Egalement auteur d'un chrono de 3'38''59 en salle, lors du meeting de Bercy, la saison sur piste s'annonçait bien et un temps de 3'34'' relevait du domaine du possible. Mais tout ira de travers en compétition et Yoko connaîtra le doute. Hanté par le blues du miler, il avait même envisagé de mettre un terme à sa saison à l'issue des Championnats de France Elite. Toutefois, poussé par les siens il se rendra au meeting de Monaco, où enfin il retrouvera « du boost », parvenant à porter son record à 3'35''39 et à décrocher in extremis son billet pour Berlin, où il entrera en scène le 15 à 18h15'.
VO2 - Dans un premier temps comment s'est déroulée votre saison sur piste ?
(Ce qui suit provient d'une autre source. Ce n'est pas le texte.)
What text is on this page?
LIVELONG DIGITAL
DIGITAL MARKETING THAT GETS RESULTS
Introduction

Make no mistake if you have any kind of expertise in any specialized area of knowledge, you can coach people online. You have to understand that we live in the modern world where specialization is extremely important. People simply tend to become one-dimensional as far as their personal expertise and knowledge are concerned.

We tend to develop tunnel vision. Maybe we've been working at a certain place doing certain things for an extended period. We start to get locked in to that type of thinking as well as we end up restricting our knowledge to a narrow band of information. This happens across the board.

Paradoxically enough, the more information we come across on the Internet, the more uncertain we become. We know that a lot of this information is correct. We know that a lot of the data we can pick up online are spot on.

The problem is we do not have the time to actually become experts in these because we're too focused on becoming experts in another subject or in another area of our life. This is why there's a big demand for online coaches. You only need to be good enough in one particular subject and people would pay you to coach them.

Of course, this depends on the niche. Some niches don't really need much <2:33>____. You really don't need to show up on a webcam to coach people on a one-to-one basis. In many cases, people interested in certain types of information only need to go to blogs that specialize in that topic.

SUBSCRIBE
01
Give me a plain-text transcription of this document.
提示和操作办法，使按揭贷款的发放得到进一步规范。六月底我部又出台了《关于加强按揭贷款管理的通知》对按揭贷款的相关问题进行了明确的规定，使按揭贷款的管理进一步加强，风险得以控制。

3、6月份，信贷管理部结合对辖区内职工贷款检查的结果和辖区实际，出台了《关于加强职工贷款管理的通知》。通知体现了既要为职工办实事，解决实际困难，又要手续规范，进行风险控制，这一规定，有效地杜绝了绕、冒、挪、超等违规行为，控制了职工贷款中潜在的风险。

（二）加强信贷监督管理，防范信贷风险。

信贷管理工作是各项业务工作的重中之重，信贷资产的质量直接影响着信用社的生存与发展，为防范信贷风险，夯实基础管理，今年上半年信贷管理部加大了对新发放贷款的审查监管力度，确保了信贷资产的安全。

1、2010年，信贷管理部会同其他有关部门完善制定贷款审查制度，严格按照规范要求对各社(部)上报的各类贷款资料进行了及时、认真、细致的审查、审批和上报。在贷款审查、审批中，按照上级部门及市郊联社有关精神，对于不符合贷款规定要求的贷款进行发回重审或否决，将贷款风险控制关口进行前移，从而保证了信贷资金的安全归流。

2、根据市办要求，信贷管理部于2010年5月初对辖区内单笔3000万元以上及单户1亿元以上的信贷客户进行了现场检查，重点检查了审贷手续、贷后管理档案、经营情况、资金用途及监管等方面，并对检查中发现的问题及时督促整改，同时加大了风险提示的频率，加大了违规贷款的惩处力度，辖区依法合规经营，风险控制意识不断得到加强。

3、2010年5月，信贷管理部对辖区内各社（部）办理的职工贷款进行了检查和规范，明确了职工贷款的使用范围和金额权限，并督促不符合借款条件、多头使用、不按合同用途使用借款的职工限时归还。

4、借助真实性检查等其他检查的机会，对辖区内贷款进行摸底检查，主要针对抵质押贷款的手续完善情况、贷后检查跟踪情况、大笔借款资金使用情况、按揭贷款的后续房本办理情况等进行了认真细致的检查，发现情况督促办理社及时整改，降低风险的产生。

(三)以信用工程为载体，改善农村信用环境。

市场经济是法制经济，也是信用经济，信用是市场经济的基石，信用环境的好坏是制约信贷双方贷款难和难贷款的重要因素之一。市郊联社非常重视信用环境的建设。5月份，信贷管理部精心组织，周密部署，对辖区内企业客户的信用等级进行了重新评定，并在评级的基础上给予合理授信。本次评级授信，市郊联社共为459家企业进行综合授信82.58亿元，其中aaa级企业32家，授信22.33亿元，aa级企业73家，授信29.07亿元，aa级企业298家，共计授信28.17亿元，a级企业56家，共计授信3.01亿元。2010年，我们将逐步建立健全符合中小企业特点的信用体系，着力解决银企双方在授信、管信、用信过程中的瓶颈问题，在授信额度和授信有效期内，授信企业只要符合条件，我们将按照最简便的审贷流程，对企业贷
YK - J'ai effectué ma rentrée sur piste le 14-06 à l'occasion du meeting de Berlin. Je me suis présenté à cette épreuve, un peu fatigué. Je sortais de stage, j'avais couru les championnats du monde militaires en Bulgarie et direct, je me suis rendu en Allemagne. J'ai terminé 9ième en 3'36''80. Donc, vu ce que j'avais enchaîné, j'étais satisfait de cette course de rentrée, qui laissait augurer une belle saison. Après à l'entraînement, j'ai réussi des séances que je n'arrivais pas à passer l'an dernier. Je me disais que des chronos de 3'34'' devaient correspondre à ce travail et que ça allait passer. Là, j'avoue que je me suis mis une pression supplémentaire. Fin juin au meeting de Villeneuve-d'Ascq, je me suis présenté super confiant. Juste avant, j'avais réalisé une super séance et j'ai cru que ça allait être la course parfaite. Pourtant, une fois sur la ligne de départ, aux côtés de Mekhissi, Mehdi Baala et Bob Tahri, je me suis senti envahi brutalement par une sorte de sentiment de découragement. J'ai laissé partir la course. Rapidement j'ai pris 4 mètres, mais dans les 500 derniers mètres je me suis rendu compte que j'étais bien. Donc j'ai relancé, toutefois ça n'a pas été suffisant. Comme eux, j'ai couvert les 500 derniers mètres en 1'10'', mais comme j'étais passé au 1000 mètres en 2'28'' et eux en 2'26'', ça ne pouvait pas le faire. Pourtant, j'avais le niveau pour être devant.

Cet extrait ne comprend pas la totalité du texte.